Moving on to the actual results, they were pretty much as bad as one would expect. Domestically, the carrier has lost its once robust revenue premium relative to the market, with a 9.8% year over year in domestic revenues. Whereas Kingfisher had a more than 10% revenue premium relative to competitors like Jet Airways, in Q4 2012, Jet in fact had a 10+% revenue advantage over Kingfisher.
From a restructuring perspective, Kingfisher has obviously done a decent job of weathering the storm, managing to net a Rs. 138 crore EBITDAR profit (earnings before interest, tax, deduction, amortization, and rent). But EBITDA (adding in rents) collapsed from a Rs. 271 Crore profit last year to a Rs. 470 loss this year. Even so, Kingfisher’s “problem” has never really been the operations themselves, which would have been sustainable at last year’s profitability levels for 3-4 more years, but rather the crippling debt burden and financial charges. While the nominal financial and interest charges declined somewhat year over year, thanks the precipitous collapse in revenues, interest and finance charges represent a mind boggling 38.9% of revenues.
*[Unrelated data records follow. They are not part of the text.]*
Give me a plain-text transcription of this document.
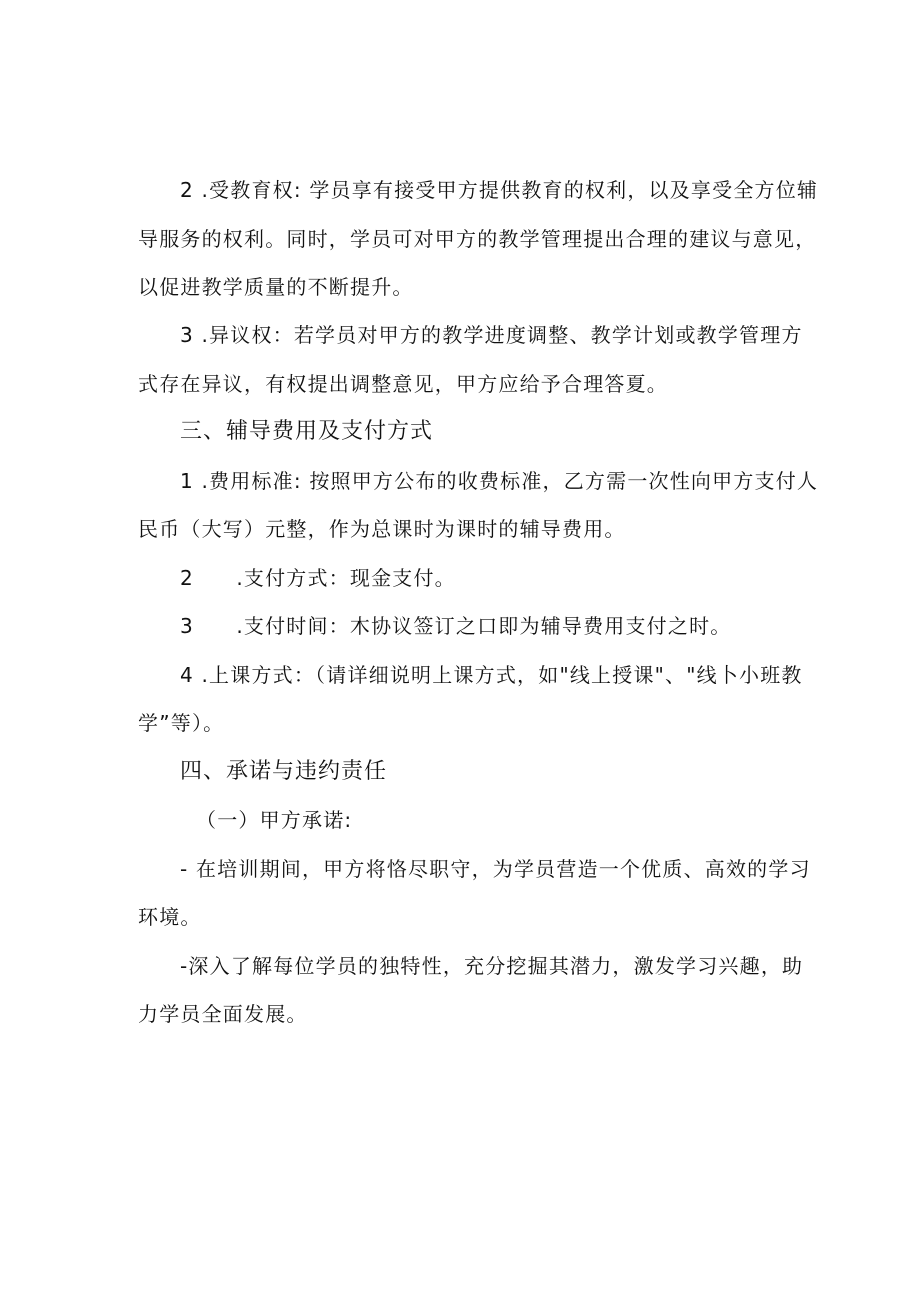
2 .受教育权: 学员享有接受甲方提供教育的权利，以及享受全方位辅
导服务的权利。同时，学员可对甲方的教学管理提出合理的建议与意见，
以促进教学质量的不断提升。
3 .异议权：若学员对甲方的教学进度调整、教学计划或教学管理方
式存在异议，有权提出调整意见，甲方应给予合理答夏。
三、辅导费用及支付方式
1 .费用标准: 按照甲方公布的收费标准，乙方需一次性向甲方支付人
民币（大写）元整，作为总课时为课时的辅导费用。
2　　.支付方式：现金支付。
3　　.支付时间：木协议签订之口即为辅导费用支付之时。
4 .上课方式：（请详细说明上课方式，如"线上授课"、"线卜小班教
学”等）。
四、承诺与违约责任
（一）甲方承诺:
- 在培训期间，甲方将恪尽职守，为学员营造一个优质、高效的学习
环境。
-深入了解每位学员的独特性，充分挖掘其潜力，激发学习兴趣，助
力学员全面发展。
Still, even with this factor, Kingfisher’s performance may not have been as bad as the headlines say. While the net pre tax loss was huge at Rs. 1,700 Crore, more than Rs. 1000 crore of that was due to one-off restructuring costs. Excluding such special items, Kingfisher lost just Rs. 666 Crore in Q4 of FY 2012, which translates to a net margin of -8.97%, not much worse than Jet Airways’ net margin of -6.93%. For the full year excluding special items, Kingfisher actually had a better net margin than Jet Airways, which is surprising given their relative financial problems.
This begs the question, will Kingfisher survive?
There are really two separate answers to this question, governing survival in the short run and in the long run. The second case is still very iffy; a lot will depend on whether India’s government can implement needed structural reforms within the market, whether they can attract adequate FDI capital, and the new Indian airline market picture 3-4 years down the road. But in the first case, the danger of Kingfisher ending operations entirely in the next few months is low. As I mentioned above, Kingfisher’s finances are not necessarily immediately life threatening; the carrier has managed to cut costs surprisingly well (admittedly, at the expense of Kingfisher’s wonderful employees). This is not to sugarcoat Kingfisher’s losses, but rather to say that the airline has entered a form of a “holding pattern” operating 18 aircraft to a limited network of essentially domestic destinations; survival in the short term, barring a major ($40/barrel +) oil spike, seems assured.
On the operating cost side, fuel, as per the usual was the biggest drag on results. While the rest of Kingfisher’s cost-line items reported drops of more than 50% year over year, fuel costs dropped just 18%. But there is hope on the horizon for fuel prices. While the days of non-recession $35/barrel oil are likely over, oil prices are likely to fall to around $80 per barrel and stabilize thanks to rapidly growing US production.
One thing that does worry me about Kingfisher is their insistence on regaining lost bulk.
“The company has a focused fleet re-induction plan and hopes to be back to full-scale operations in the next 12 months backed by a recapitalization plan that the company is actively pursuing and confident of achieving.”
Thanks to KF’s capacity slash, the Indian market actually has seen some revenue gains in the past few months. A Kingfisher re-addition of capacity en-masse would do inexorable harm to the Indian airline market.